Saberá Araruna reconhecer o real valor desse filho ilustre? Ilustre, sim, mesmo ao largo (e além) de cargos e de efêmeros poderes? Espero muito que sim. Mas, ao mesmo tempo, receio. Pois as cidades e os povos costumam ser ingratos para com os seus verdadeiros e profundos benfeitores. Quantos exemplos dessa universal ingratidão poderíamos arrolar. A propósito, foi preciso o trabalho árduo de Humberto para ressuscitar seu grande conterrâneo, o poeta Pereira da Silva, primeiro paraibano a ingressar na Academia Brasileira de Letras, totalmente esquecido em sua própria terra. Essa obra meritória salvou o poeta do esquecimento e certamente salvará do mesmo fim o seu autor, agora transformado em referência obrigatória em qualquer estudo sobre o bardo ararunense. Esse o poder extraordinário da palavra escrita, seja na pedra, no bronze ou no papel.
Transitando da bioquímica para a história, sempre com talento e sempre discreto, Humberto chegou ao Instituto Histórico e Geográfico Paraibano, para enaltecê-lo com sua presença operosa.
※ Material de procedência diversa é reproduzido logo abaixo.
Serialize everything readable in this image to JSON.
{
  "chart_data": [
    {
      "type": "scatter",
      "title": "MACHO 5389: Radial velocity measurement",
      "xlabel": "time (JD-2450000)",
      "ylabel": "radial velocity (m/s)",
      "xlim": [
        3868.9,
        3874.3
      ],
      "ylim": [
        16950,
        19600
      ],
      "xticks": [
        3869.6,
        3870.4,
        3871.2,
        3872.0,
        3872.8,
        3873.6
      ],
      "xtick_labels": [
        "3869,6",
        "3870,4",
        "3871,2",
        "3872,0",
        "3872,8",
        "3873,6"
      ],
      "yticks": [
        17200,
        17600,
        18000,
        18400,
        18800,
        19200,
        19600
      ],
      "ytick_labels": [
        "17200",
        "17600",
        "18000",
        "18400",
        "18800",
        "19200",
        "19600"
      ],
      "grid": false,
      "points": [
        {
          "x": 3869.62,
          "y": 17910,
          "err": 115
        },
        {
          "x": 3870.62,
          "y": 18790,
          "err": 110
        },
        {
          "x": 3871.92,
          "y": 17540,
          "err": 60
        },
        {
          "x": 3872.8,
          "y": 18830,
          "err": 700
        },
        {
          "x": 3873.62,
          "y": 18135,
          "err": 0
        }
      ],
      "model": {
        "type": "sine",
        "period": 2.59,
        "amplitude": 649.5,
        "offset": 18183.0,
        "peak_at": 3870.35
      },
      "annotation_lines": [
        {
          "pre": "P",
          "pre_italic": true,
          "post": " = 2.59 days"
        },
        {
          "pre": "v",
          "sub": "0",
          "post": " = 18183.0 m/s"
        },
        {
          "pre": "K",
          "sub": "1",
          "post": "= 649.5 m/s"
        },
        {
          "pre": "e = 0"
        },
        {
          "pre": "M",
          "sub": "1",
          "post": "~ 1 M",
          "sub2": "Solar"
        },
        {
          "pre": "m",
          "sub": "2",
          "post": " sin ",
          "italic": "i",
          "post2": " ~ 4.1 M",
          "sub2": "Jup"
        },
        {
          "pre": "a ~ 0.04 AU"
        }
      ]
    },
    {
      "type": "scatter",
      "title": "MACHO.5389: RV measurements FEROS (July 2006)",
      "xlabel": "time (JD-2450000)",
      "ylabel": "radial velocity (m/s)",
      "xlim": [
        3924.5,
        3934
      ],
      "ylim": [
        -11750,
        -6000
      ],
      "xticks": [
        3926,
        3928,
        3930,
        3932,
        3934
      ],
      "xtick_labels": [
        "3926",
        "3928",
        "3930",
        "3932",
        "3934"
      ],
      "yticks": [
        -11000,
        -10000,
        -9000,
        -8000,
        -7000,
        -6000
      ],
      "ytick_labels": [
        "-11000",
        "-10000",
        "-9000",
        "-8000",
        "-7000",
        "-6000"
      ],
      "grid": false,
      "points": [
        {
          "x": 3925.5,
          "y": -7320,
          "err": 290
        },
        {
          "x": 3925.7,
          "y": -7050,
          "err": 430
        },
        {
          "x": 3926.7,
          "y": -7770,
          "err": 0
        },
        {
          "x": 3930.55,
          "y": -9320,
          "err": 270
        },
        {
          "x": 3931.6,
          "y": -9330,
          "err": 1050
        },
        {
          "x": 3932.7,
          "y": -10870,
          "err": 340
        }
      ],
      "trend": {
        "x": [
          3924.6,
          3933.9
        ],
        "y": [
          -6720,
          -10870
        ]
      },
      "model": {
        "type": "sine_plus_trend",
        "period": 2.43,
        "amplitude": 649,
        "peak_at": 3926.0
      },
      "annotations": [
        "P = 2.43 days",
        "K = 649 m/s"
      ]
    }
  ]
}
E ali contribuiu especialmente para levar, entre outros, o respeitado geógrafo Modesto Siebra Coelho, um nome de peso na vida acadêmica de nosso Estado. O IHGP era uma de suas preocupações e um de seus amores maiores, ao lado da família e da terra natal.
Vindo estudar na Capital muito cedo, foi aluno fundador do antigo Colégio Lins de Vasconcelos, ainda nas instalações originais que antecederam o moderno prédio que sobrevive até hoje no largo da Igreja de São Francisco. Por isso, era também fortíssimo seu vínculo afetivo com a cidade de Nossa Senhora das Neves, da qual tornou-se um personagem atuante e incontornável.
Coloquei no início Araruna antes de tudo. Mas agora retifico. Para Humberto, antes de Araruna vinha a família, sua devoção primeira. Esse amor familial dava na vista, era anunciado explícita e implicitamente. Quantas vezes não saiu mais cedo de nossas reuniões aos sábados sob a justa alegação de que ia almoçar com a família. A esposa Carmem realçando como a grande companheira, e os filhos e netos adoçando os seus dias outonais. Teve esta felicidade – e tantas outras – o nosso amigo.
A partida desse grande paraibano e ararunense gera um vazio em lugares e em atividades diversas. É insuficiente dizer que fará falta, não fosse o clichê indesculpável. Mas que dizer e que fazer nessas horas? A vida segue, nós seguimos, enquanto Humberto sobe às alturas, de mãos limpas, ao encontro da merecida paz dos justos.